Republican Rep. Adam Kinzinger minced no words during a Friday morning appearance on CNN’s “New Day” when he addressed the tweets coming from the head of his party.
“I expect him to act like a president,” Kinzinger told anchor Chris Cuomo, when asked about President Donald Trump’s Thursday morning missives about MSNBC hosts Joe Scarborough and Mika Brzezinski.
He added, “I saw the tweet yesterday and actually, I had to hear it a couple of times and I thought this was from way back in the campaign.”
“That’s a tweet that’s not even becoming of a city councilman. We have to expect a lot of our president. Look, he is unorthodox and I think that can work to his advantage in certain ways,” he continued.
While the Illinois congressman argued that the American people elected Trump out of a desire for “straight talk,” he condemned Trump for punching downward, singling out individuals, and trying “to go after folks’ character.”
Kinzinger went as far as to call Trump’s social media post about the hosts “nonsensical,” saying he hoped someone in the White House was watching and could change the tone.
Cuomo cited the White House’s defense of Trump’s right to attack anyone who attacks him, including Brzezinski.
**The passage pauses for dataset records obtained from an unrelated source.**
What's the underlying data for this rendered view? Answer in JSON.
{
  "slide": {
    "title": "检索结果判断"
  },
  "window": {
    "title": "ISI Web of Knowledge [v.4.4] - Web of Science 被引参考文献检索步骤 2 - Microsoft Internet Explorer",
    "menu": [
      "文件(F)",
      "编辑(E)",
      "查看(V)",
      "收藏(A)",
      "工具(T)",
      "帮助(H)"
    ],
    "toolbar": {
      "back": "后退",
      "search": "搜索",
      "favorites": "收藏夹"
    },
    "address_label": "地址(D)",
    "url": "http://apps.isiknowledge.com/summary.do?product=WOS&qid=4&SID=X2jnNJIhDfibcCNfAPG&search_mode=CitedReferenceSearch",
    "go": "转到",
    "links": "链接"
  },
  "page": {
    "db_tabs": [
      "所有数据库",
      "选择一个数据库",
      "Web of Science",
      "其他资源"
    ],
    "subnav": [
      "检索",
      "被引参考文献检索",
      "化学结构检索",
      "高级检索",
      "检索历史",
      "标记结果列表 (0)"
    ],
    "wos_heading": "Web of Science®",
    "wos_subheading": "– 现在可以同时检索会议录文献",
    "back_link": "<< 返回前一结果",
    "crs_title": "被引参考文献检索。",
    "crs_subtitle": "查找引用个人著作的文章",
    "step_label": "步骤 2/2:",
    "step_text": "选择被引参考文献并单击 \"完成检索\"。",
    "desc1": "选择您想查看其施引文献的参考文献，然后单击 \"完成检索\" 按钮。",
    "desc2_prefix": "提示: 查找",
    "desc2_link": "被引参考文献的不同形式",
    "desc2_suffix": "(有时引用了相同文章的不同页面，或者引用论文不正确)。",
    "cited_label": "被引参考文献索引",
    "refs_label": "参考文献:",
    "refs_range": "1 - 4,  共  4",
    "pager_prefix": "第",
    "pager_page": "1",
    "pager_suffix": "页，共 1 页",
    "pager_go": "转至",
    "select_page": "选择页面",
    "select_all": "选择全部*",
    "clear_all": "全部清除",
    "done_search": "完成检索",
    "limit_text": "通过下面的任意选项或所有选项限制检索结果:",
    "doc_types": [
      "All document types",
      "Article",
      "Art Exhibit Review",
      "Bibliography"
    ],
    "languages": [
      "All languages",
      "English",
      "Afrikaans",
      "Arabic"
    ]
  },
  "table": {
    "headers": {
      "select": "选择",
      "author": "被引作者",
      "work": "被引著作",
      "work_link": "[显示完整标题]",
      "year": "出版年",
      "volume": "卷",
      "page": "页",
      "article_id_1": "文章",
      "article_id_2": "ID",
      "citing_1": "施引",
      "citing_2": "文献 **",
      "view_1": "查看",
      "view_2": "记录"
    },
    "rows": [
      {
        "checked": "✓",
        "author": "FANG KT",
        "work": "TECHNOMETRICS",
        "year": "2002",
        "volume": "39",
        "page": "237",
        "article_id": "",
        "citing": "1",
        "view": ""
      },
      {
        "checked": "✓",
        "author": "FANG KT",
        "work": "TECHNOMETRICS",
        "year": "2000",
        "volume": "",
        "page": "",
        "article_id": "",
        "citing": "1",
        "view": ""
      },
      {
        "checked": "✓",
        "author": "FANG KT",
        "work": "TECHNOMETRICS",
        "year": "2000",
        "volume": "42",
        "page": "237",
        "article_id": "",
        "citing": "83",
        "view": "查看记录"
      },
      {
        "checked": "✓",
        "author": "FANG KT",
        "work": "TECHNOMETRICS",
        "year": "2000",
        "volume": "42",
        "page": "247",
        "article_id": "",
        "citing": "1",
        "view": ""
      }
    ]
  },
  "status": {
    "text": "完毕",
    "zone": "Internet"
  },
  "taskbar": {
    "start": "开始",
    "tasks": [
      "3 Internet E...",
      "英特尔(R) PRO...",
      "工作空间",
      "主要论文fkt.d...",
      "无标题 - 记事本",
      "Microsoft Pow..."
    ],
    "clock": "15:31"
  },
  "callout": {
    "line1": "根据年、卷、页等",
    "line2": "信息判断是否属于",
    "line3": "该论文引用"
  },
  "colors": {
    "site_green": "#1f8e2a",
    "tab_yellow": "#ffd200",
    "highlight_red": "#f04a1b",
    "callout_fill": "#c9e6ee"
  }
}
But Kinzinger replied, “She’s in the news business; she’s got an opinion. This is a pretty rough-and-tumble game we’re in. I take hits from media sometimes and it doesn’t always make you happy but it doesn’t mean I lash out. I volunteered for this job. I ran for this job. I asked people to put me in this job.”
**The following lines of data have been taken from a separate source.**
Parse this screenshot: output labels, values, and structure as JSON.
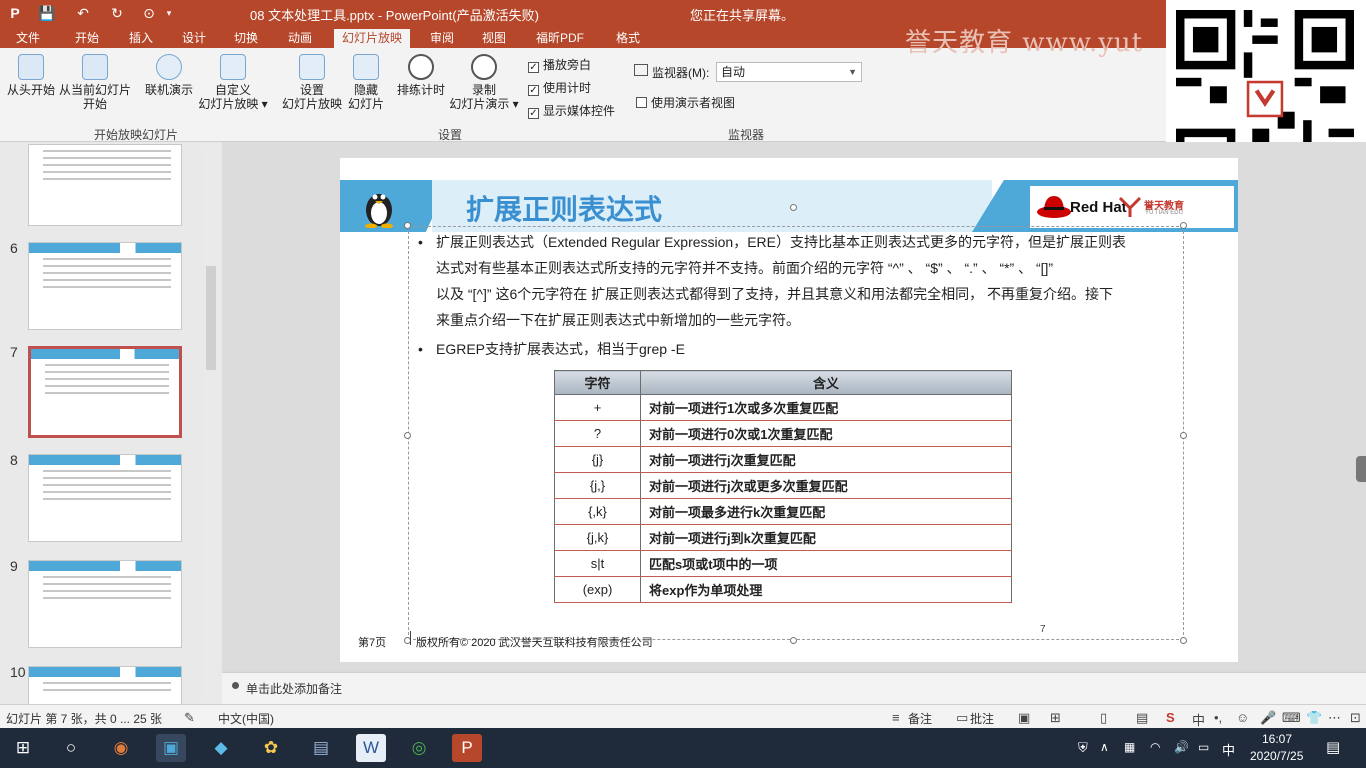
{
  "window": {
    "title": "08 文本处理工具.pptx - PowerPoint(产品激活失败)",
    "share_notice": "您正在共享屏幕。"
  },
  "ribbon_tabs": [
    "文件",
    "开始",
    "插入",
    "设计",
    "切换",
    "动画",
    "幻灯片放映",
    "审阅",
    "视图",
    "福昕PDF",
    "格式"
  ],
  "ribbon": {
    "buttons": {
      "from_start": "从头开始",
      "from_current_1": "从当前幻灯片",
      "from_current_2": "开始",
      "online": "联机演示",
      "custom_1": "自定义",
      "custom_2": "幻灯片放映",
      "setup_1": "设置",
      "setup_2": "幻灯片放映",
      "hide_1": "隐藏",
      "hide_2": "幻灯片",
      "rehearse": "排练计时",
      "record_1": "录制",
      "record_2": "幻灯片演示"
    },
    "checkboxes": {
      "narration": "播放旁白",
      "timing": "使用计时",
      "media": "显示媒体控件",
      "presenter": "使用演示者视图"
    },
    "monitor_label": "监视器(M):",
    "monitor_value": "自动",
    "groups": {
      "start": "开始放映幻灯片",
      "setup": "设置",
      "monitors": "监视器"
    }
  },
  "brand_overlay": "誉天教育 www.yut",
  "thumbnails": [
    {
      "number": "",
      "selected": false
    },
    {
      "number": "6",
      "selected": false
    },
    {
      "number": "7",
      "selected": true
    },
    {
      "number": "8",
      "selected": false
    },
    {
      "number": "9",
      "selected": false
    },
    {
      "number": "10",
      "selected": false
    }
  ],
  "slide": {
    "title": "扩展正则表达式",
    "redhat": "Red Hat",
    "yt_name": "誉天教育",
    "yt_sub": "YU TIAN EDU",
    "bullet1_line1": "扩展正则表达式（Extended Regular Expression，ERE）支持比基本正则表达式更多的元字符，但是扩展正则表",
    "bullet1_line2": "达式对有些基本正则表达式所支持的元字符并不支持。前面介绍的元字符 “^” 、 “$” 、 “.” 、 “*” 、 “[]”",
    "bullet1_line3": "以及 “[^]” 这6个元字符在 扩展正则表达式都得到了支持，并且其意义和用法都完全相同， 不再重复介绍。接下",
    "bullet1_line4": "来重点介绍一下在扩展正则表达式中新增加的一些元字符。",
    "bullet2": "EGREP支持扩展表达式，相当于grep  -E",
    "table_headers": [
      "字符",
      "含义"
    ],
    "table_rows": [
      [
        "+",
        "对前一项进行1次或多次重复匹配"
      ],
      [
        "?",
        "对前一项进行0次或1次重复匹配"
      ],
      [
        "{j}",
        "对前一项进行j次重复匹配"
      ],
      [
        "{j,}",
        "对前一项进行j次或更多次重复匹配"
      ],
      [
        "{,k}",
        "对前一项最多进行k次重复匹配"
      ],
      [
        "{j,k}",
        "对前一项进行j到k次重复匹配"
      ],
      [
        "s|t",
        "匹配s项或t项中的一项"
      ],
      [
        "(exp)",
        "将exp作为单项处理"
      ]
    ],
    "footer_page": "第7页",
    "footer_copyright": "版权所有© 2020 武汉誉天互联科技有限责任公司",
    "page_number": "7"
  },
  "notes_placeholder": "单击此处添加备注",
  "status_bar": {
    "slide_info": "幻灯片 第 7 张，共 0 ... 25 张",
    "language": "中文(中国)",
    "notes": "备注",
    "comments": "批注"
  },
  "taskbar": {
    "ime": "中",
    "time": "16:07",
    "date": "2020/7/25"
  },
  "colors": {
    "accent": "#b7472a",
    "banner_blue": "#4ea8d8",
    "title_blue": "#3a8fd0",
    "table_rule": "#c55a51"
  }
}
He went on to talk about health care reform, which Trump tweeted about Friday morning. In that tweet, the President called on elected officials to “just repeal” the Affordable Care Act if they couldn’t find a way to replace it right away.
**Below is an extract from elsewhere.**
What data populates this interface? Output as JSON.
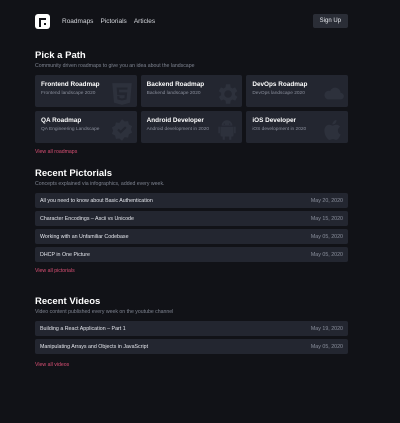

“I think it’s repeal and replace,” responded Kinzinger. “I think we have to have a good system for the American people to come in. We can argue about whether they like the system that we’re bringing in or not but I think to simply put a repeal — even with a sunset of a year of two down the road — the problem is, we know how Washington works. Sometimes on deadlines, we still don’t get things done. You can’t leave the American people out like this.”
Kinzinger was not the only elected official, Republican or Democrat, to disavow Trump’s message about Scarborough and Brzezinski. Numerous lawmakers called on him to stop tweeting after he called Brzezinski “crazy” and made critical comments about her appearance.